Last week I paid a visit to Manhattan’s Chinatown with my brother John. The neighborhood has changed much since we used to go there with our father 30 years ago, but some things remain the same, notably the tea parlors and Fung Wong Bakery. The latter is where I used to get blobs of chewy sweet rice cake for dessert after hitting up Wo Hop with my parents. It’s also where I tried my first mooncake.
After John and I caught up over dim sum at Nom Wah, I poked my head into Fung Wong to see dozens of mooncakes lining the case and stacks of red boxes proclaiming, “BEST MOON CAKES IN CHINATOWN N.Y.” Back in Queens, I shared the treat with some dear friends. The filling of fruit paste and preserved duck egg had an old-fashioned feel to it, more of a rough texture than others, whose smoother paste seems more processed. The real thing that set it apart though was the dough itself, which was far less dense and sweeter than any I’ve had in recent memory.
Here in Queens, and elsewhere the Mid-Autumn Festival falls on Monday, September 24. One of my favorite places to procure the festive cakes, which are traditionally filled with nuts or a combination of lotus paste and preserved egg yolks to represent the moon, is Flushing’s New Sun Mary Bakery. There are more than a dozens varieties and the staff is always willing to patiently translate the Chinese on the sticker on top. This year’s discovery: fragrant jasmine tea paste with pine nuts.

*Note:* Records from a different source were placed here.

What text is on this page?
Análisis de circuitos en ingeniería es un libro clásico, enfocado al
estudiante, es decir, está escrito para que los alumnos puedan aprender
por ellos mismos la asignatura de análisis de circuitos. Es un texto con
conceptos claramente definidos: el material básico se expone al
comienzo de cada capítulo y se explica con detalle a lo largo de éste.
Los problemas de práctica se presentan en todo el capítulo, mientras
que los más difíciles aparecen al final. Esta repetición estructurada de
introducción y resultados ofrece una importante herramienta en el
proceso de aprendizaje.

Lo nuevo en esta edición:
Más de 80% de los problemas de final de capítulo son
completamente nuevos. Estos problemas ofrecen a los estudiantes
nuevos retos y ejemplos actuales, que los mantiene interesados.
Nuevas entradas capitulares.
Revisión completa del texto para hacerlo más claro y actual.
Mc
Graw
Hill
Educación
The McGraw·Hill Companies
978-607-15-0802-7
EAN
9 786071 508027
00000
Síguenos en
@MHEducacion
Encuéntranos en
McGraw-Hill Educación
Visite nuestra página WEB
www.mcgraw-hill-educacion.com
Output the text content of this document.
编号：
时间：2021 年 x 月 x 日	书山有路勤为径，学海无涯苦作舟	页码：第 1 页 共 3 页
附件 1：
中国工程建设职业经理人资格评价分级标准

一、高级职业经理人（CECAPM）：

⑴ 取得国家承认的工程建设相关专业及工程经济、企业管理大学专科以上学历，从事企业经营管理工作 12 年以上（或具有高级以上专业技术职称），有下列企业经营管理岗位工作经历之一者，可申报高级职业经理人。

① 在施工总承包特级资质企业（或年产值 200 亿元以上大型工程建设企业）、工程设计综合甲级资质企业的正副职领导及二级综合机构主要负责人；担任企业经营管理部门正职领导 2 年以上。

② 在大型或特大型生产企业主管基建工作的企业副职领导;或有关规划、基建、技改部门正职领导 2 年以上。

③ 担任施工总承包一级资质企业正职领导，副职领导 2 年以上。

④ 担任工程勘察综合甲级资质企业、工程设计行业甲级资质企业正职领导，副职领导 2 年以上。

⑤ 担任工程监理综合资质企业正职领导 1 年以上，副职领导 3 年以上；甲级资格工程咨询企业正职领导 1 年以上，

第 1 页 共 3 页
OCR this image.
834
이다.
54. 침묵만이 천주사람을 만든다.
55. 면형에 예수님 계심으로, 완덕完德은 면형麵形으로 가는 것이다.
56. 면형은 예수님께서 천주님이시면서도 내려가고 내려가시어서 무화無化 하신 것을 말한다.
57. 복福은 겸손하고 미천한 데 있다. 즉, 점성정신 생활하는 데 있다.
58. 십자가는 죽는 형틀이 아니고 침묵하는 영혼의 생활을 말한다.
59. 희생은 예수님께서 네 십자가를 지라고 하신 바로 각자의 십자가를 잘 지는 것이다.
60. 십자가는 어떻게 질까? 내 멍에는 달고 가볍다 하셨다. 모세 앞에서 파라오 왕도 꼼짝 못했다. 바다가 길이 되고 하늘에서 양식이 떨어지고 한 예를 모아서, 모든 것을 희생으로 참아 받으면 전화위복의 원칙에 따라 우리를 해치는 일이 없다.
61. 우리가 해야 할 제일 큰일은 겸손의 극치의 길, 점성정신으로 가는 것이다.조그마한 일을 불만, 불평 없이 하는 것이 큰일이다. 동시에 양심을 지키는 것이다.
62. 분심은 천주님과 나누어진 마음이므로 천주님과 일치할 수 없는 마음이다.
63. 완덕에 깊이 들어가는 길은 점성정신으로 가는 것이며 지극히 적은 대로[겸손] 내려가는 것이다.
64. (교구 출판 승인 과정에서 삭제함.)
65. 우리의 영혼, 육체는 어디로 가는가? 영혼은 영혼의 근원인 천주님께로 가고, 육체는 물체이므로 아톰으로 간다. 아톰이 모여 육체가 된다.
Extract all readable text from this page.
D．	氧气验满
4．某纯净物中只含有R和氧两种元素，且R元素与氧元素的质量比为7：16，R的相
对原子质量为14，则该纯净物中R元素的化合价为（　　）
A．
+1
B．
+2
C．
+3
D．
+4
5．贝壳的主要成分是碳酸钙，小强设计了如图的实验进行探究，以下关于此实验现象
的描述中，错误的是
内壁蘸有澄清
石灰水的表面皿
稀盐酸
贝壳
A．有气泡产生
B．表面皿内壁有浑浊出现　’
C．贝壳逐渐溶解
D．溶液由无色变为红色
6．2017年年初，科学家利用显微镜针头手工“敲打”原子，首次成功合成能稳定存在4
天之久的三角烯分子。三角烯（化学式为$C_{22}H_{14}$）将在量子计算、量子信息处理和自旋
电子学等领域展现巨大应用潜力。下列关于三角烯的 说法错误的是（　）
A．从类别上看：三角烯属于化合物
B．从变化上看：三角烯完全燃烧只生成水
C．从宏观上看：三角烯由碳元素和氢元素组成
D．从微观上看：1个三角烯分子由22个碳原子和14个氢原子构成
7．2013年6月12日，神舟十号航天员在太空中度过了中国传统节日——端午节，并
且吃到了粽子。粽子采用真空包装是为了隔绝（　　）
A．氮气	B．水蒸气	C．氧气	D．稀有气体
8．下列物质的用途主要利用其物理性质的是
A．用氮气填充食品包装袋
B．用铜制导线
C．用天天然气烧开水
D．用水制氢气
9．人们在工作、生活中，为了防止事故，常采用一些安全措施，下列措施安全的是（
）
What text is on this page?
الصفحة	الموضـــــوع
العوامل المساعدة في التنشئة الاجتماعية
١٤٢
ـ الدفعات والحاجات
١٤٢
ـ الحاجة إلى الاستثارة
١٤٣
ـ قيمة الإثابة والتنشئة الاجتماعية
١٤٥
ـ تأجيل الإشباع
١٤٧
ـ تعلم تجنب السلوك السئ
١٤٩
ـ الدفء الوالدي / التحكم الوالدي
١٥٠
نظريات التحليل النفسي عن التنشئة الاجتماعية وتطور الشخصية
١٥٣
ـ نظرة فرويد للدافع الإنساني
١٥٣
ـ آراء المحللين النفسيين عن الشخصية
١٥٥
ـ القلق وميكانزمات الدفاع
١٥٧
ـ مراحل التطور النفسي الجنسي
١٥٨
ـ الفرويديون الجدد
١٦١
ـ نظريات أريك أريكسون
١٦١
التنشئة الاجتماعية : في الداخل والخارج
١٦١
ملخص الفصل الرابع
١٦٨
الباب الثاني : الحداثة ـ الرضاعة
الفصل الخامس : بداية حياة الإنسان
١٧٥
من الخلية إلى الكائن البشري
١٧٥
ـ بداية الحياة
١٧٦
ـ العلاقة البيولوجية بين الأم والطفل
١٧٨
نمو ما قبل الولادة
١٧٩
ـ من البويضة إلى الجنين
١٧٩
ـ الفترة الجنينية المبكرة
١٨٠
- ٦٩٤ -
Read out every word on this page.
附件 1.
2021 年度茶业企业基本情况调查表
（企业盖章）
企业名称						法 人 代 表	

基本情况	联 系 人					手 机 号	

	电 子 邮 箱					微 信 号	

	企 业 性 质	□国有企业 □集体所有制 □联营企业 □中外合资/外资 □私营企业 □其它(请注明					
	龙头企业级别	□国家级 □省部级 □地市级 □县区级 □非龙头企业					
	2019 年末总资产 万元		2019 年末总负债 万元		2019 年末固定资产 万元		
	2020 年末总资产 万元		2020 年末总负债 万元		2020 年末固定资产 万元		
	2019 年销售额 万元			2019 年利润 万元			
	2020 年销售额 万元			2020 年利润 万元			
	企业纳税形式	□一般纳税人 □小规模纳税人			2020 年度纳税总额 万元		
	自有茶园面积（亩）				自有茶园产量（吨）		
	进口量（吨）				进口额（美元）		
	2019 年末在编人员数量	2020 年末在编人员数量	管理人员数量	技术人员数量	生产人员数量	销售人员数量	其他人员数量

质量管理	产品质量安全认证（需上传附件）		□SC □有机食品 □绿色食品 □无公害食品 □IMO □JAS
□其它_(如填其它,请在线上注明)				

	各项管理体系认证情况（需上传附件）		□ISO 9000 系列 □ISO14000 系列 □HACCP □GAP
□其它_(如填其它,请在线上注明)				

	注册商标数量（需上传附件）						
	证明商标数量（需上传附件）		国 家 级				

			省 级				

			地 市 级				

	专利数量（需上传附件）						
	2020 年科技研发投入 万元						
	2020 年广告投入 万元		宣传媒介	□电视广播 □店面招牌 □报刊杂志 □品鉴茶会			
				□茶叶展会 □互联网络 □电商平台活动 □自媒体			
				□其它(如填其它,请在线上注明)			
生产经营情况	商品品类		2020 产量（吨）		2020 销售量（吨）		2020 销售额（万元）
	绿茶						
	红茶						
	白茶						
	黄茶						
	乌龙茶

There are also smaller round mooncakes produced by bakeries like Sun Mary, notably a flaky little bun filled with jujube paste and egg yolk, known as zǎoní dànhuáng sū in Chinese. My favorite of these limited edition more homestyle treats though has to be the “fresh meat moon cake,” from Shanghai specialist, Diverse Dim Sum, which has a sideline in producing treats for various Chinese festivals. I discovered it a few weeks ago while leading a food tour whose guests were eager to try pork buns. Even though I cut my teeth on char siu bao, I tend not to include them on tours as they are rather heavy, but when the lady behind the counter at No. 12 told me that her little pork pies were still warm, I immediately ordered some for my guests.
I don’t usually put new items on tours, unless I have a strong hunch that they’re going to be good. These little rounds known as xiānròu yuèbǐng or “fresh meat moon cakes” were packed with pork and quite tasty. If you’re feeling ambitious you can learn how to make these meaty marvels yourself here, or you could just go to New York Food Court.
Like many mooncakes these flaky piping hot treats were stamped with Chinese characters on top. The red message reads “bùyīyàng,” which literally translates to “not the same,” or more aptly “different.” Indeed.